In a recent government meeting, officials highlighted the growing concerns regarding the impact of the Chinese Communist Party's (CCP) industrial policies on global competition and American national security. The discussions underscored the short-term benefits of low consumer prices due to these policies, which are overshadowed by long-term risks for the United States.

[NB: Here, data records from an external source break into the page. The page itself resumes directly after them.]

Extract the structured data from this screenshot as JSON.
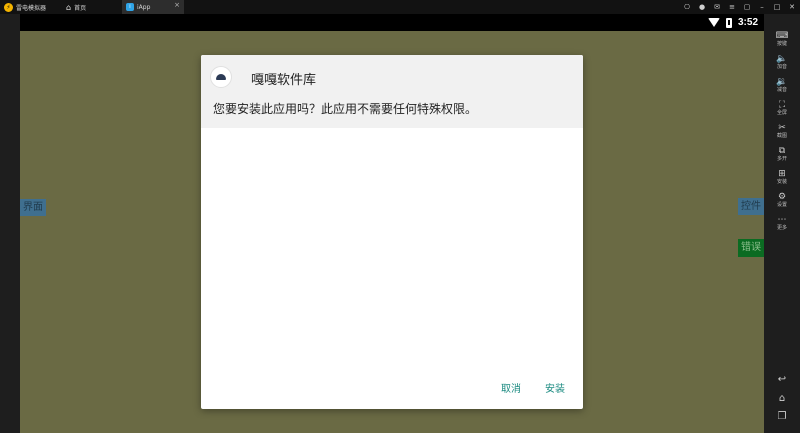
{
  "window": {
    "tabs": [
      {
        "label": "雷电模拟器",
        "icon": "emulator-logo-icon"
      },
      {
        "label": "首页",
        "icon": "home-icon"
      },
      {
        "label": "iApp",
        "icon": "iapp-app-icon"
      }
    ],
    "tab_close_icon": "close-icon",
    "controls": [
      "gamepad-icon",
      "account-icon",
      "mail-icon",
      "menu-icon",
      "restore-icon",
      "minimize-icon",
      "maximize-icon",
      "close-icon"
    ]
  },
  "statusbar": {
    "time": "3:52",
    "icons": [
      "wifi-icon",
      "battery-icon"
    ]
  },
  "screen": {
    "background_color": "#6a6a44",
    "labels": {
      "left": "界面",
      "right_top": "控件",
      "right_bottom": "错误"
    }
  },
  "dialog": {
    "app_name": "嘎嘎软件库",
    "message": "您要安装此应用吗？此应用不需要任何特殊权限。",
    "cancel_label": "取消",
    "install_label": "安装",
    "accent_color": "#1a8a80"
  },
  "toolbar": {
    "items": [
      {
        "label": "按键",
        "icon": "keyboard-icon"
      },
      {
        "label": "加音",
        "icon": "volume-up-icon"
      },
      {
        "label": "减音",
        "icon": "volume-down-icon"
      },
      {
        "label": "全屏",
        "icon": "fullscreen-icon"
      },
      {
        "label": "截图",
        "icon": "scissors-icon"
      },
      {
        "label": "多开",
        "icon": "multi-instance-icon"
      },
      {
        "label": "安装",
        "icon": "install-apk-icon"
      },
      {
        "label": "设置",
        "icon": "settings-icon"
      },
      {
        "label": "更多",
        "icon": "more-icon"
      }
    ],
    "nav": [
      "back-icon",
      "home-icon",
      "recent-apps-icon"
    ]
  }
}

A key point raised was the stark contrast in battery production costs, which are crucial for electric vehicles (EVs). In the U.S., the cost stands at $114 per kilowatt hour, significantly higher than China's $82 per kilowatt hour. This disparity is attributed to the lower costs of materials in China, which are approximately 30% cheaper. The meeting revealed that China has effectively dominated the global supply chains for refined minerals and battery components, controlling 28% of lithium mines, 41% of cobalt mines, and nearly 20% of copper mines worldwide.
The CCP's strategy involves setting specific goals through five-year plans, protecting its emerging industries from foreign competition via tariffs and investment restrictions, and providing extensive subsidies across the value chain. This approach allows Chinese firms to acquire foreign technologies, often through questionable means, and to innovate without the associated costs of legal intellectual property acquisition.
Once established in global markets, Chinese companies employ aggressive tactics such as overproduction and price manipulation to undermine competitors. The CCP's comprehensive strategy not only dwarfs the efforts of other nations but also aims to create a global monopoly in critical industries.
The meeting concluded with a call for a broader understanding of these dynamics, emphasizing the need for the U.S. to address the challenges posed by China's industrial policies to safeguard its economic and national security interests.